Njirr lama banget ya~ sejak
terakhir kali saya menyapa blog ini. Puasa Ramadhan saya juga puasa nulis,
kecuali barang nulis status mungkin hhoho#dor padahal kan gitu, akhir-akhir ini
sangat banyak isu yang seksi dari mulai pemilu pertama saya *yaterus?*, kemelut
di Palestine yang menurut saya menyandera logika, ISIS coy, event-event pribadi
semisal lebaran yang sepi di Cikarang, ngotu dan nyenen, dan masih banyak yang
lainnya. Tapi saya justru baru punya greget nulis sekarang, dan samasekali
bukan karena yang hot-hot diatas, tapi biasa, masalah yang mengorek nurani,
meski kadang tak berarti apa-apa bagi sekalian banyak orang.
Kemarin saya ke pasar sama ibu
saya. Setelah beberapa hari hampir seminggu jadi sepi bak kota terpapar radiasi
yang ditinggalkan penghuninya, cikarang mulai mereguk cairan nyawanya kembali.
Lepas dari pintu rel kereta api pasar lama yang untek-untekan rame gila, kami
mulai menjajaki pecinannya cikarang di sekitar kelenteng Liem Thay Soe Kong.
Dari sana, tujuan kami ke Multi Media, sebuah stationary store alias toko ATK
dan buku paling senior se-cikarang buat nyari kado temennya adek saya dan buku
gambar A3 buat tugas dia bikin peta. Saya ngapain ikutan? Niatnya pengen beli
cat air berhubung lama nggak maen cat, tapi pas sampe sana, niat saya urung.
Nggak tahu kenapa. Mungkin dukunnya MulMed kurang manjur makanya saya gak jadi
beli. Tapi sebenernya ya, uang lebaran saya udah nonsense banget, kemaren abis
banyak buat ngebolang Jekardah. Belom lagi saya masih punya beberapa buku yang
belom selesai dibaca. Sketch book pun masih menyisakan beberapa lembar kosong
dengan seperangkat pensil dan penghapus yang masih sangat layak digunakan.
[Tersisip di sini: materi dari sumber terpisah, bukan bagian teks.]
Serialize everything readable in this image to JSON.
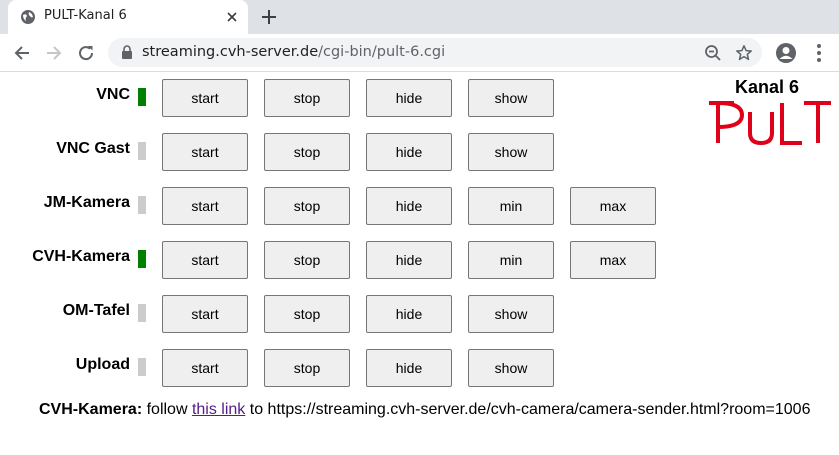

Jadilah, pikiran soal mundur selangkah daripada maju menjadi serakah, ingin
meraup semuanya, selagi milik masih cukup dan belum bisa betul kita nikmati
semaksimal yang ia bisa membuat saya mengelus saku, lima puluh ribu, selamat.
Pulang dari sana, kami harus
kembali melalui rel kereta yang berkondisi masih sangat sama seperti tadi. Antrian
teruntai panjang sampai di depan apotek yang saya lupa namanya, sangat dekat
dengan mulut jalan tempatnya bersentuhan dengan jalan utama Gatot Subroto. Dari
sana, sepeda motor kami dipaksa setia mengantri oleh kebutuhan akan keselamatan
dan sedikit-sedikit kepatuhan pada norma jalanan. Di suasana lebaran seperti
ini, meski perekonomian belum sepenuhnya massif, lalu lalang kendaraan bermotor
dengan penumpang-penumpang berbaju baru yang warnanya masih mentereng sama atau
bahkan lebih ramai dari hari biasa. Lain uang, penduduk negara ini masih tak
sematerialistis yang kita kira, tumpah ruah kendaraan ini rata-rata dalam
penuntasan misi silaturrahmi lebaran.
Selagi mengantri untuk terbukanya
pintu palang lintasan kereta, pandangan saya berpatroli. Barisan toko-toko di
kompleks pasar lama masih sama seperti dulu, kecuali mungkin soal kusam dan
kesan usia yang tak bisa ditutupi. Komoditi yang dijejer di etalase berdebu
mereka pun masih sama, meski beberapa saya tak tahu karena memang belum bangun
dari libur panjangnya. Kebanyakan toko disini dikelola oleh orang-orang
Tionghoa, inilah mengapa kawasan ini disebut-sebut pecinan. Tapi warga
pendatang tua ini sudah merupakan warna udara yang turut berhembus bersama
sekalian angin di kota ini tanpa bisa terpisahkan. Jika para engkoh dan enci
ini di anulir keberadaannya, mungkin isi pasar cuma anak jalanan, sopir angkot,
preman-preman, dan sedikit saja pedagang yang tersisa. Tapi bukan eksistensi
mereka yang saya ingin bahas disini sekarang, melainkan pekerjaan mereka,
bongkah-bongkah toko tua yang mereka kelola.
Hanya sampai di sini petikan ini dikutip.